Scanning Linode with Aikido

Aikido fully supports protecting workloads on Linode through specific integrations. A native integration may be added in the future, but you can already achieve full coverage by combining:

Features

Container image scanning

Linode’s container registry and most third-party registries you use from Linode are OCI-compatible, so they can be scanned using Aikido.

Create a read-only or pull-only user in Linode registry: https://www.linode.com/docs/guides/how-to-setup-a-private-docker-registry-with-lke-and-object-storage/

Follow the OCI guide below to configure container image scanning

Generic OCI-Compatible Registry

Kubernetes cluster scanning

If you use Linode Managed Kubernetes or run your own Kubernetes clusters on Linode VMs, you can connect them as generic Kubernetes clusters.

Kubernetes Cluster Scanning

Kubernetes cluster image scanning

If you use Linode Managed Kubernetes or run your own Kubernetes clusters on Linode VMs, you can scan the images of running containers with Kubernetes image scanning.

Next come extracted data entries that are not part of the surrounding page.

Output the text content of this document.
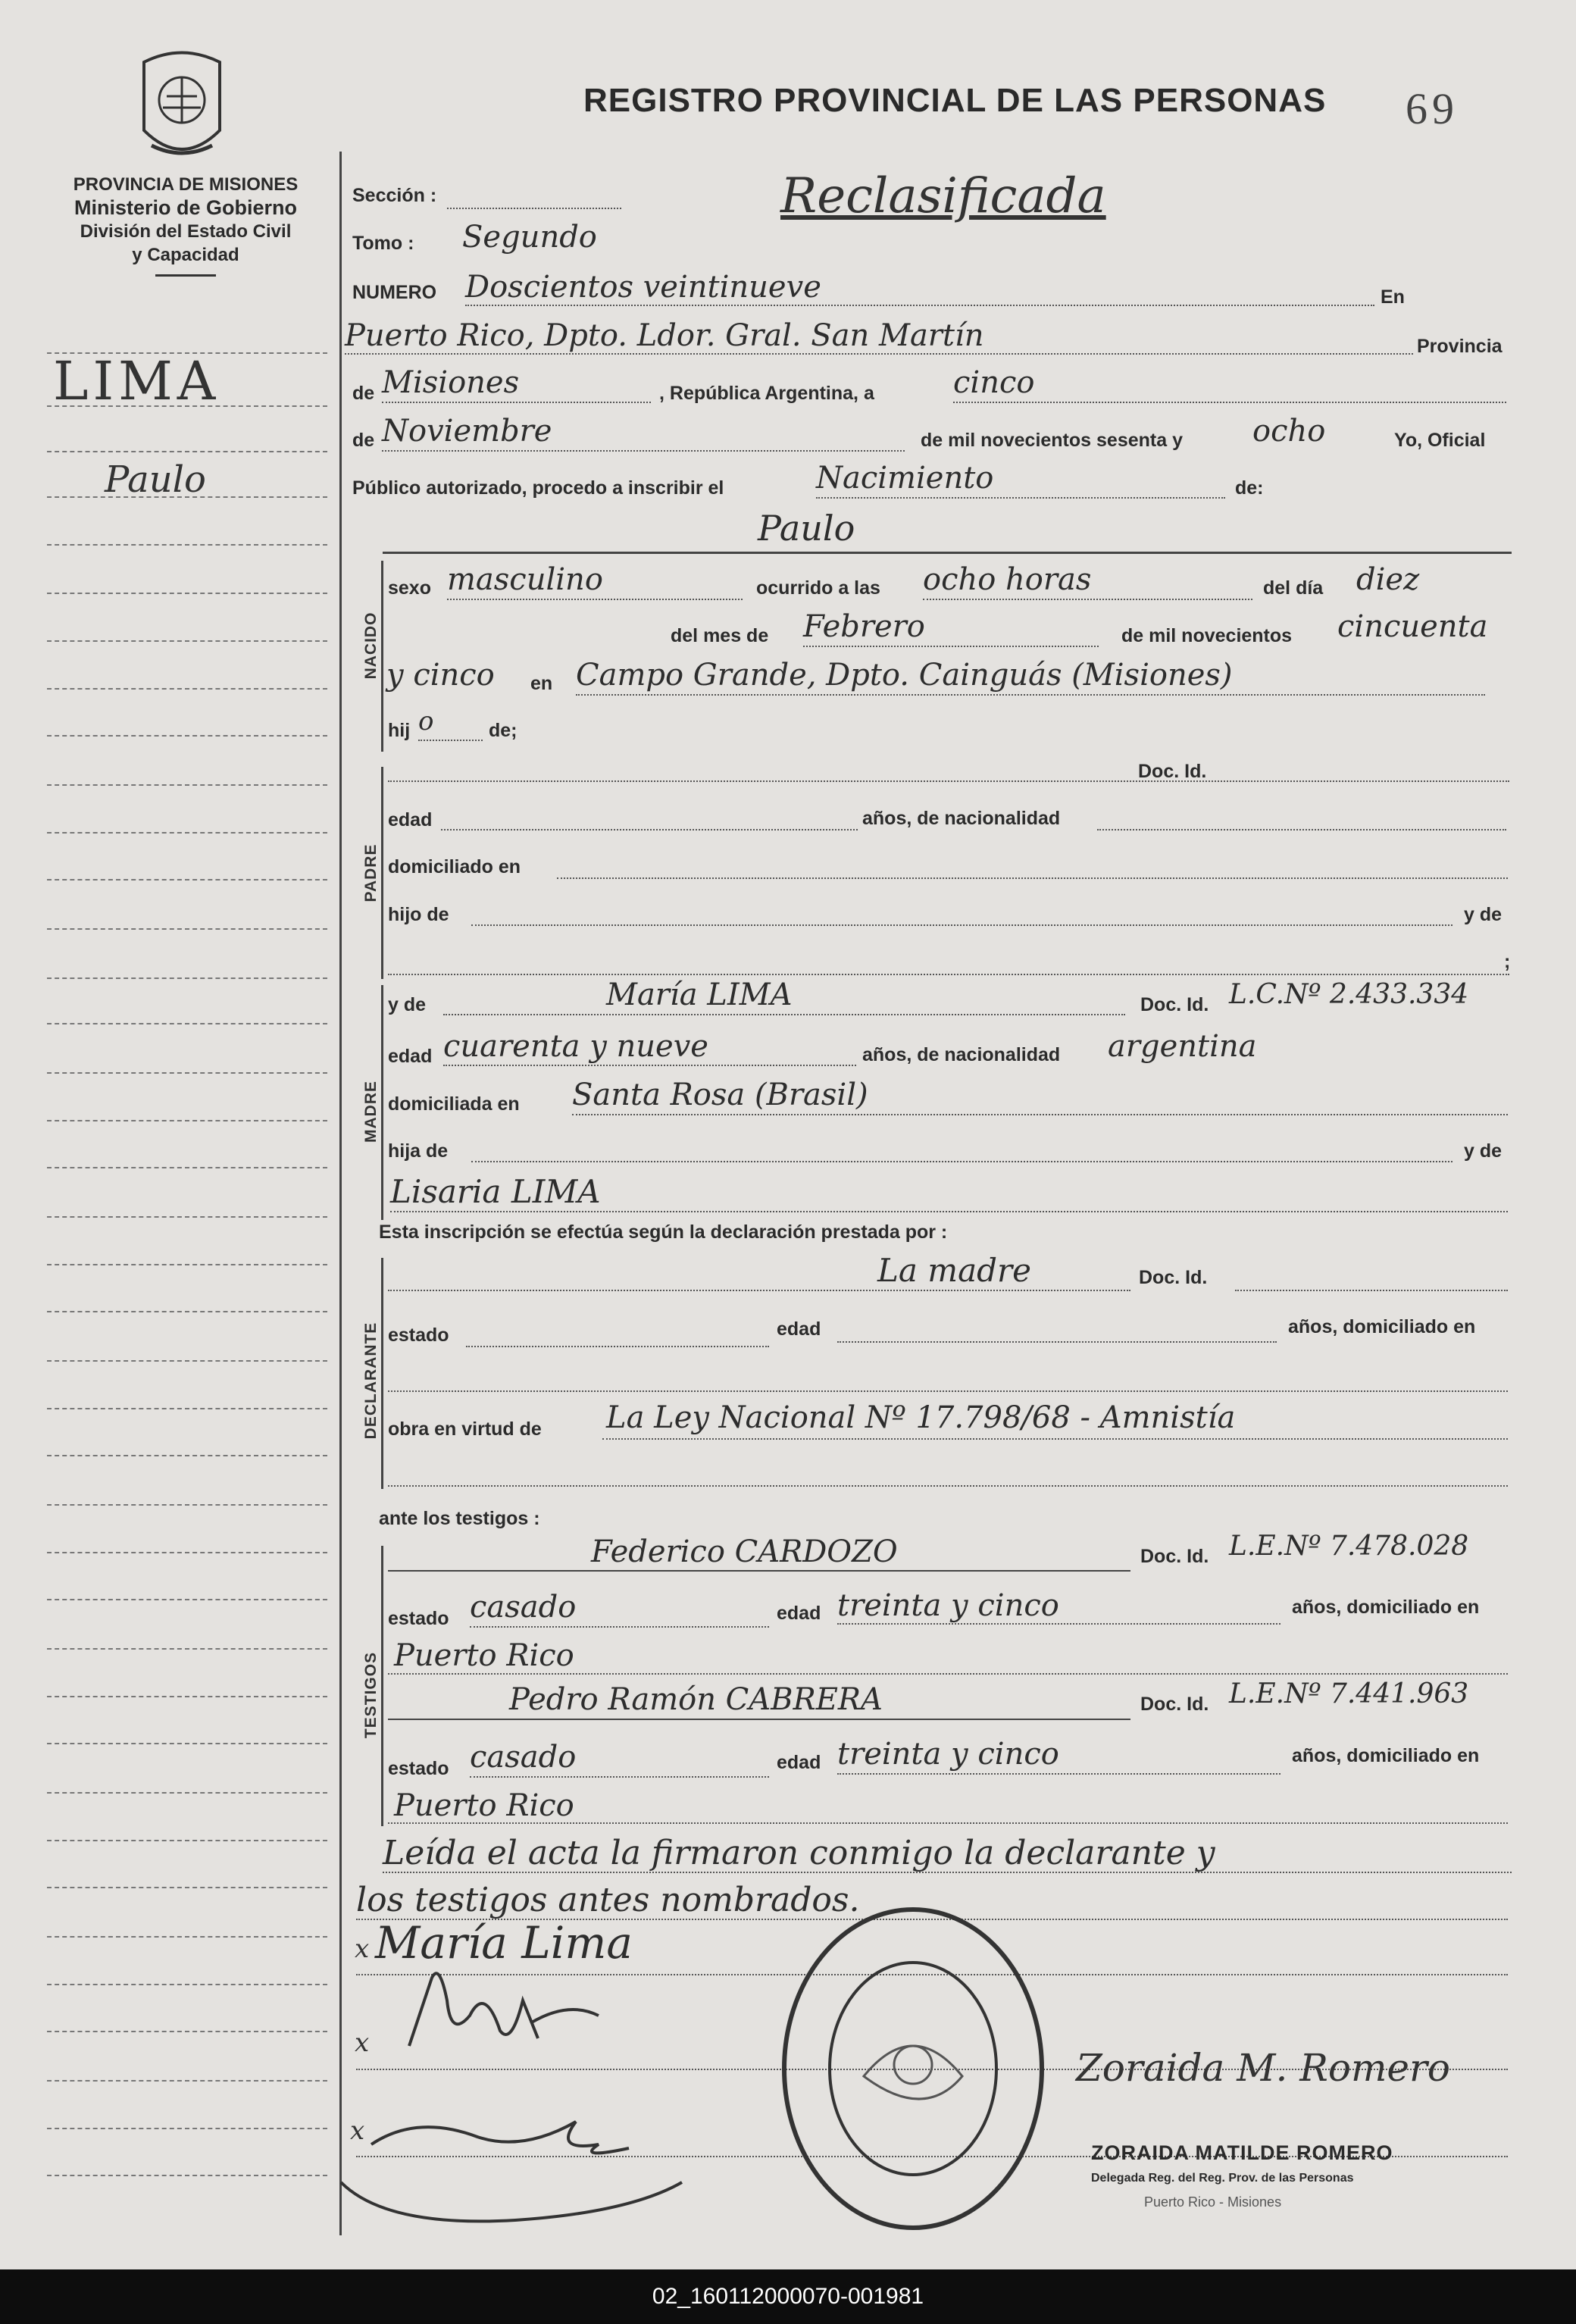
PROVINCIA DE MISIONES
Ministerio de Gobierno
División del Estado Civil
y Capacidad
REGISTRO PROVINCIAL DE LAS PERSONAS 69
Reclasificada
LIMA
Paulo
Sección :
Tomo : Segundo
NUMERO Doscientos veintinueve	En
Puerto Rico, Dpto. Ldor. Gral. San Martín	Provincia
de Misiones	, República Argentina, a	cinco
de Noviembre	de mil novecientos sesenta y ocho	Yo, Oficial
Público autorizado, procedo a inscribir el	Nacimiento	de:
Paulo
NACIDO
sexo masculino	ocurrido a las ocho horas	del día diez
del mes de Febrero	de mil novecientos cincuenta
y cinco en Campo Grande, Dpto. Cainguás (Misiones)
hij o	de;
PADRE
Doc. Id.
edad	años, de nacionalidad
domiciliado en
hijo de	y de
;
MADRE
y de	María LIMA	Doc. Id. L.C.Nº 2.433.334
edad cuarenta y nueve	años, de nacionalidad argentina
domiciliada en Santa Rosa (Brasil)
hija de	y de
Lisaria LIMA
Esta inscripción se efectúa según la declaración prestada por :
DECLARANTE
La madre	Doc. Id.
estado	edad	años, domiciliado en
obra en virtud de La Ley Nacional Nº 17.798/68 - Amnistía
ante los testigos :
TESTIGOS
Federico CARDOZO	Doc. Id. L.E.Nº 7.478.028
estado casado	edad treinta y cinco	años, domiciliado en
Puerto Rico
Pedro Ramón CABRERA	Doc. Id. L.E.Nº 7.441.963
estado casado	edad treinta y cinco	años, domiciliado en
Puerto Rico
Leída el acta la firmaron conmigo la declarante y
los testigos antes nombrados.
x María Lima
x
x
Zoraida M. Romero
ZORAIDA MATILDE ROMERO
Delegada Reg. del Reg. Prov. de las Personas
Puerto Rico - Misiones
02_160112000070-001981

Kubernetes In-Cluster Image Scanning

Virtual Machine scanning

To scan Virtual Machines on Linode, use the Local VM Scanner. It inspects packages, system dependencies and configuration directly on the instance.

Local VM Scanning

You can roll this out centrally using your usual automation tooling (e.g. Ansible, Terraform-provisioned scripts, or cloud-init) so that new Linode instances are automatically enrolled.